Un crujido de los arbustos cercanos despertó en él un nuevo terror: algo de gran tamaño se aproximaba en la negra noche. El joven permaneció con la espalda apoyada en un grueso tronco de árbol. No se atrevía a moverse. Olisqueó en el aire pero éste se movía en dirección a la cosa que se arrastraba hacia él en el terrible bosque y no pudo reconocerlo. Su instinto le dijo que la criatura sí lo había identificado a él y se estaba acercando para abalanzarse y devorarlo.
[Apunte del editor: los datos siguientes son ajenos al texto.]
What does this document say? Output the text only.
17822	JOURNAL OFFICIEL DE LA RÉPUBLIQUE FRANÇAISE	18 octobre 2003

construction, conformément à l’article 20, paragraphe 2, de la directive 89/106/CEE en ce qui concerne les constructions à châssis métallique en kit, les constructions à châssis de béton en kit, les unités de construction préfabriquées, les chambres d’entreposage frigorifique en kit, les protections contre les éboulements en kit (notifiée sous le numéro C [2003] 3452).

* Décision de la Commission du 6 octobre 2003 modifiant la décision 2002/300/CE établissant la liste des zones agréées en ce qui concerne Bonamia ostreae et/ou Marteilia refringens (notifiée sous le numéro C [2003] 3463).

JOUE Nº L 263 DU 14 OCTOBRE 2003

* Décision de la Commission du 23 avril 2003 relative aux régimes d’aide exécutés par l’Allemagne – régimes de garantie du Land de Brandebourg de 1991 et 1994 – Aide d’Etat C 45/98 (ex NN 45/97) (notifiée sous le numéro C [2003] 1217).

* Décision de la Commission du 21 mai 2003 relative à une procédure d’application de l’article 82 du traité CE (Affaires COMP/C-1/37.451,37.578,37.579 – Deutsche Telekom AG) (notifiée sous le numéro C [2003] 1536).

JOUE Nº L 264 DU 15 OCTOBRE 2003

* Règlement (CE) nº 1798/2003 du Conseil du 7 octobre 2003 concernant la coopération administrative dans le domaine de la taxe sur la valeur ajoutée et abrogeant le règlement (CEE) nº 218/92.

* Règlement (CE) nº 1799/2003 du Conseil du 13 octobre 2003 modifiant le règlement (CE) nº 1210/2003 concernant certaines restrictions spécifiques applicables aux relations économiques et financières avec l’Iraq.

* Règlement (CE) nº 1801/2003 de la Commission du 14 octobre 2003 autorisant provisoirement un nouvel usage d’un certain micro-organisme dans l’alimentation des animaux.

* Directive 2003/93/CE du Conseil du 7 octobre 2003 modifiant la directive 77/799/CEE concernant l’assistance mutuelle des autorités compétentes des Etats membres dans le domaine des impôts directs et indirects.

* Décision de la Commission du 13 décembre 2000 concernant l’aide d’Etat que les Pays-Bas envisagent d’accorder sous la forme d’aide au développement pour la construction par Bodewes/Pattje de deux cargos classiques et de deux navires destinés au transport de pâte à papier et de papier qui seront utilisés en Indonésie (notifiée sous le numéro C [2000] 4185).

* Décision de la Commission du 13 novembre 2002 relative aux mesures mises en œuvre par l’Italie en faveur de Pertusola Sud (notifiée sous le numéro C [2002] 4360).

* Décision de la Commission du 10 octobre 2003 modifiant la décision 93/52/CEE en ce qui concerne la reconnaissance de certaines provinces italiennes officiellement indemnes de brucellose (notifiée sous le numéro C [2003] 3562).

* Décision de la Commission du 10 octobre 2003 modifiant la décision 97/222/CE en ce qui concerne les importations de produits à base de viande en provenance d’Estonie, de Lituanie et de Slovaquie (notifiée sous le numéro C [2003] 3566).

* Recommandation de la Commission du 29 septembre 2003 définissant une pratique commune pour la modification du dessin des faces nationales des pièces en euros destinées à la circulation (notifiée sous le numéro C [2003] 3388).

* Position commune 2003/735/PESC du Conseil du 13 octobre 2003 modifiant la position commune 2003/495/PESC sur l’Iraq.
No sabía nada de leones, a menos que el instinto lleve consigo una imagen de las diversas criaturas a las que los pobladores de la jungla teniendo miedo. En toda su vida nunca había salido del corral de la Primera Mujer y, como su gente carecía de habla, su madre no había podido contarle nada del mundo exterior. Sin embargo, cuando oyó el rugido, supo que se trataba del león.

CAPÍTULO IV

E
STEBAN Miranda, aferrando la muñeca de la pequeña Uhha, permanecía agazapado en la oscuridad de otro bosque a treinta y cinco kilómetros de distancia y tembló cuando las estruendosas notas de otro león resonaron en la jungla.

La niña sentía el temblor del corpulento hombre que tenía a su lado y se volvió a él con desdén.